Jusqu'à l'âge de douze ans et demi, la petite Emmeline Freizel avait été la plus choyée des enfants. Sa mère n'était pas méchante et son père était la tendresse même : car, par suite d'une erreur traditionnelle, entretenue par les poètes, il est convenu qu'à l'égard de sa progéniture le cœur d'une femme est un réservoir de dévouement et d'amour, tandis qu'en réalité, c'est presque toujours l'homme qui se sacrifie pour ses petits.

Il serait facile de l'établir en comparant la quantité de nouveau-nés dont les filles-mères se débarrassent sur l'Assistance publique, avec le nombre de ceux que les « fils-pères » y envoient quotidiennement. Les femmes, dont la franc-maçonnerie est autrement puissante et organisée que celle des hommes, prétendent, il est vrai, que celles d'entre elles qui confient ainsi à la Providence le fruit de leur inconduite y sont contraintes par la misère et l'abandon où les laissent leurs séducteurs. C'est encore là une légende. Beaucoup d'ouvriers élèvent leurs enfants à la sueur de leur front et beaucoup de demoiselles, qui trouvent dans la galanterie le moyen de se commander des robes chez Laferrière et de parier aux courses de fortes sommes, ne croient pas devoir grever leur budget — qui pourtant coûte si peu à équilibrer — des quarante francs par mois qu'exigerait une nourrice.
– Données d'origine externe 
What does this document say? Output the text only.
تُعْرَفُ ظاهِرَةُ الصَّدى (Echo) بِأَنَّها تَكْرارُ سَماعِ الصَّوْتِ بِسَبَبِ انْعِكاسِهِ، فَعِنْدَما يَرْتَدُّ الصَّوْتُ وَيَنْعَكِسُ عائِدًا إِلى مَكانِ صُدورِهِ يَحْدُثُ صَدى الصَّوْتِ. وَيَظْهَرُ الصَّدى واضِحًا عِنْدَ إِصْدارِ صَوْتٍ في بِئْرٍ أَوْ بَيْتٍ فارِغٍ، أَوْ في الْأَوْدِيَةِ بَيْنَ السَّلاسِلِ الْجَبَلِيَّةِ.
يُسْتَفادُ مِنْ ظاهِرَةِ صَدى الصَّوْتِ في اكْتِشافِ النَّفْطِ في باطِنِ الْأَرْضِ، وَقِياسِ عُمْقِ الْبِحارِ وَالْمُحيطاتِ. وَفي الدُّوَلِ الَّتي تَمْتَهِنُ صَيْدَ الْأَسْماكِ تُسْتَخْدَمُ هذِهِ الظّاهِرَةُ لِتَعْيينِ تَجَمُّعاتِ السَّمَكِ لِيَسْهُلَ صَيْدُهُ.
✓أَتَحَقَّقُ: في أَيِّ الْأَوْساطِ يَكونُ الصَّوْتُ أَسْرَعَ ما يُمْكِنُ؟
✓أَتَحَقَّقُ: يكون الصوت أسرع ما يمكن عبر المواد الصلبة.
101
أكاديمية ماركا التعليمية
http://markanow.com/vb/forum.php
Plusieurs d'entre elles, il est vrai, consentent à garder leurs fruits ; mais, une grande partie du temps, c'est comme un aimant destiné à attacher et à retenir celui qui a la douce conviction de les avoir mis au monde. La France compte ainsi pas mal de jeunes gens de vingt-deux ans, qui ont reconnu sans sourciller, comme nés de leurs œuvres, des bambins qui en avaient déjà quatorze. Proposez donc à une femme d'accepter comme sien un enfant que vous aurez eu d'une autre : vous serez reçu comme dans un jeu de quilles.

Le papa Freizel, qui était charron avenue de Saint-Ouen, passait tous ses instants disponibles à pousser sa petite Emmeline dans un haquet ou dans une brouette, à moins qu'il ne lui fît apprendre ses lettres, car sa femme ne savait ni lire ni écrire, et cette ignorance rudimentaire le navrait. A huit ans, Emmeline était déjà toute fière de descendre à l'atelier pour lire le journal à son père pendant qu'il travaillait. Il lui avait construit de ses mains une table de bois blanc, sur laquelle elle s'essayait à tracer, en tirant la langue, des pleins et des déliés de grande dimension — tirer la langue, en écrivant, étant chez les tout jeunes élèves un signe infaillible d'application, d'assiduité et de bon vouloir.

A neuf ans, on l'envoya à l'école, où elle ne tarda pas à briller par une orthographe remarquable. Freizel avait toujours dans sa poche et montrait à tout le quartier les dictées de sa fille. Parfois, la règle des « quelque », la plus fastidieuse de la langue française, y souffrait d'un croc-en-jambe ; mais les voisins n'y voyaient que du feu et s'extasiaient de confiance.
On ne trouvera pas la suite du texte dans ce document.